Covid

  • Bernard-Henri Lévy est un auteur qui ne saurait laisser indifférent.

    Certains l’adulent. D’autres le vilipendent.

    Pour ma part, je préfère m’en tenir aux faits – et aux livres.

    C’est ainsi que je n’ai jamais pu souscrire à l’interprétation outrancière qu’il donne de l’œuvre de Péguy dans « L’idéologie française ».

    C’est ainsi que j’ai aimé son livre sur Jean-Paul Sartre.

    C’est ainsi que je considère que les faits contredisent – et que je souhaite qu’ils continuent de contredire – la description de la mort de la gauche qu’il nous inflige dans « Un grand cadavre à la renverse ».

    C’est ainsi qu’alors que j’ai trouvé juste et profond son livre « De la guerre en philosophie », je considère que celui qui a suivi, « La guerre sans l’aimer » sous-titré « Journal d’un écrivain au cœur du printemps libyen », était incroyablement prétentieux et qu’on mesure –  mille fois hélas ! – les effets concrets des exaltations qui parsèment cet ouvrage.

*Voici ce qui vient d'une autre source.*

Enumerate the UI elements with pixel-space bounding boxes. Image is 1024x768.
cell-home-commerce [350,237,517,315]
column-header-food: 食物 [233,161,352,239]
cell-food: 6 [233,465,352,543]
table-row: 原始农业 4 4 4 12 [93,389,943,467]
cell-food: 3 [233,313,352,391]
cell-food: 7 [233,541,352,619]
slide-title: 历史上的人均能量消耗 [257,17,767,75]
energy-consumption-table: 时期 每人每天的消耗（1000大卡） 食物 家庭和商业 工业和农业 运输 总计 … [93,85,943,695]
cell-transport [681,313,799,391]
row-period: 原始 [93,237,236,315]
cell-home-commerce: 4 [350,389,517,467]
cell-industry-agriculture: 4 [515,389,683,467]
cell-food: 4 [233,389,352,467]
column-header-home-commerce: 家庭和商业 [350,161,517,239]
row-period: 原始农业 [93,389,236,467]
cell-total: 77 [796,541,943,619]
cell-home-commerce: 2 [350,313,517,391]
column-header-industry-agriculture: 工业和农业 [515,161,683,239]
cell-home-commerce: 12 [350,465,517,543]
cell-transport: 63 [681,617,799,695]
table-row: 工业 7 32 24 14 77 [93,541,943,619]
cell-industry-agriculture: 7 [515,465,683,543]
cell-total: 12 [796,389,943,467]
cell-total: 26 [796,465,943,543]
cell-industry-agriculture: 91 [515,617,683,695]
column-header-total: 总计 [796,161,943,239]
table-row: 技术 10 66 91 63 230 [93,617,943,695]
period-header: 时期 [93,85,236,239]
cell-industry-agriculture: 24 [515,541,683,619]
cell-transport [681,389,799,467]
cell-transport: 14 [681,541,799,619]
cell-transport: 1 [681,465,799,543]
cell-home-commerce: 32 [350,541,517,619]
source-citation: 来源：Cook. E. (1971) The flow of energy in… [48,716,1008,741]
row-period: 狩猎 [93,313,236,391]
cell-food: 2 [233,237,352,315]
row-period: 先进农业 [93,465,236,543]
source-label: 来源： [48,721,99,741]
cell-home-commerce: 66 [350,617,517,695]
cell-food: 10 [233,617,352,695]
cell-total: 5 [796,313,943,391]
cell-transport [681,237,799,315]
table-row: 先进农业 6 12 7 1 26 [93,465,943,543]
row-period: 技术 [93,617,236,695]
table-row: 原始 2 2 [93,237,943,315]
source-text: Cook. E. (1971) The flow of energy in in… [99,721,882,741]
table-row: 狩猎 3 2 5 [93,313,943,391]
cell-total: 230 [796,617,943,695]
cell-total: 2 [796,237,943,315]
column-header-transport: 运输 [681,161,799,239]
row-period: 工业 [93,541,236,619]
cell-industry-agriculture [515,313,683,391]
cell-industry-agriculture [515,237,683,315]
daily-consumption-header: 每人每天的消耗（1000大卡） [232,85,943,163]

    On ne m’accusera donc ici ni d’indifférence, ni d’inféodation, ni de détestation…

    Et ceci étant dit, je veux souligner l’intérêt du dernier de ses livres : « Ce virus qui rend fou ».

    J’y ai lu, en effet, des réflexions qui tranchent avec la vulgate qui s’est répandue sur la naissance du virus, ses causes, ses effets, ses remèdes et la préparation de la suite…

    Après tout, le rôle des philosophes n’est-il pas de débusquer les pensées toutes faites ?

    Et, comme écrivait Péguy (retour à l’envoyeur), « Il y a quelque chose  de pire que d’avoir une mauvaise pensée, c’est d’avoir une pensée toute faite ».

    Bernard-Henri Lévy note donc « Cette extraordinaire soumission à un événement dont je répète qu’il était tragique, mais non sans précédent ». Il décrit la « montée du pouvoir médical ». Il ajoute : « Certes, on dira que face à un épisode sanitaire dont les ressorts restent inconnus, il vaut mieux une blouse blanche qu’un gilet jaune », et encore : « Ces médecins étaient pour la plupart des hommes et des femmes admirables ». Mais il dit que le « pouvoir hygiéniste » est un leurre. La décision politique ne saurait disparaître. Et « La Politique » de Platon vient à la rescousse.

    Bernard-Henri Lévy s’insurge contre « l’idée que le virus n’avait pas que du mauvais, qu’il possédait une vertu cachée et qu’il y avait une part de cette « guerre » dont il y avait lieu de se réjouir ». Il rappelle les sermons du Père Paneloux que Camus n’a rédigés que pour s’en affranchir. Il pourfend cette « niaiserie : l’idée que le virus nous parle, qu’il a un message à nous délivrer (…) Comme si un virus pensait ! Comme si un virus savait ! Comme si un virus vivait ! ». Il pourfend ceux qui souscrivent à « ce prêchi-prêcha, cette façon de dire : « attention radio virus ! Les virus parlent aux hommes ! ». Il pourfend la « fièvre interprétative » et « le piège des religiosités laïques ».

    Il pourfend encore les idées toutes faites sur le culte du « confinement » : « On n’est rien quand on est seul (…) On y pense le plus souvent à rien (…) et l’enfer, ce n’est pas les autres, mais c’est moi ».

    Il nous parle de la mort pendant le Covid, du « moment de la mise en bière » refusé pour faire le deuil, de ce « geste d’impatience prophylactique dont on n’aurait jamais cru qu’il pût passer ainsi, comme une lettre à la poste – corps emballés dans des sacs plastique, obsèques à la diable, adieux sur WhatsApp ».

    Il termine en nous annonçant : « Et voilà peut-être le pire ». Le pire, c’est tout ce qu’on a oublié, « ne serait-ce que la faim qui, chaque jour dans le monde, tue 25 000 hommes, femmes et enfants ». Il écrit : « Je me livrai à un exercice simple. Je repris la presse de la semaine »…Et là, il voit que « tout a disparu ». Et il conclut ironiquement « Le coronavirus avait cette vertu : nous épargner les nouvelles dérisoires (…) nous soulager des péripéties d’une Histoire qui, avec bienveillance, s’était mise en hibernation ».

    On l’aura compris. Je ne souscris pas à toutes les lignes de cet ouvrage dont je n’ai évoqué que quelques aspects. Il y a des raccourcis, des approximations, des excès. Mais – il y a un mais –, il donne à penser. Et ce n’est pas le moindre de ses mérites.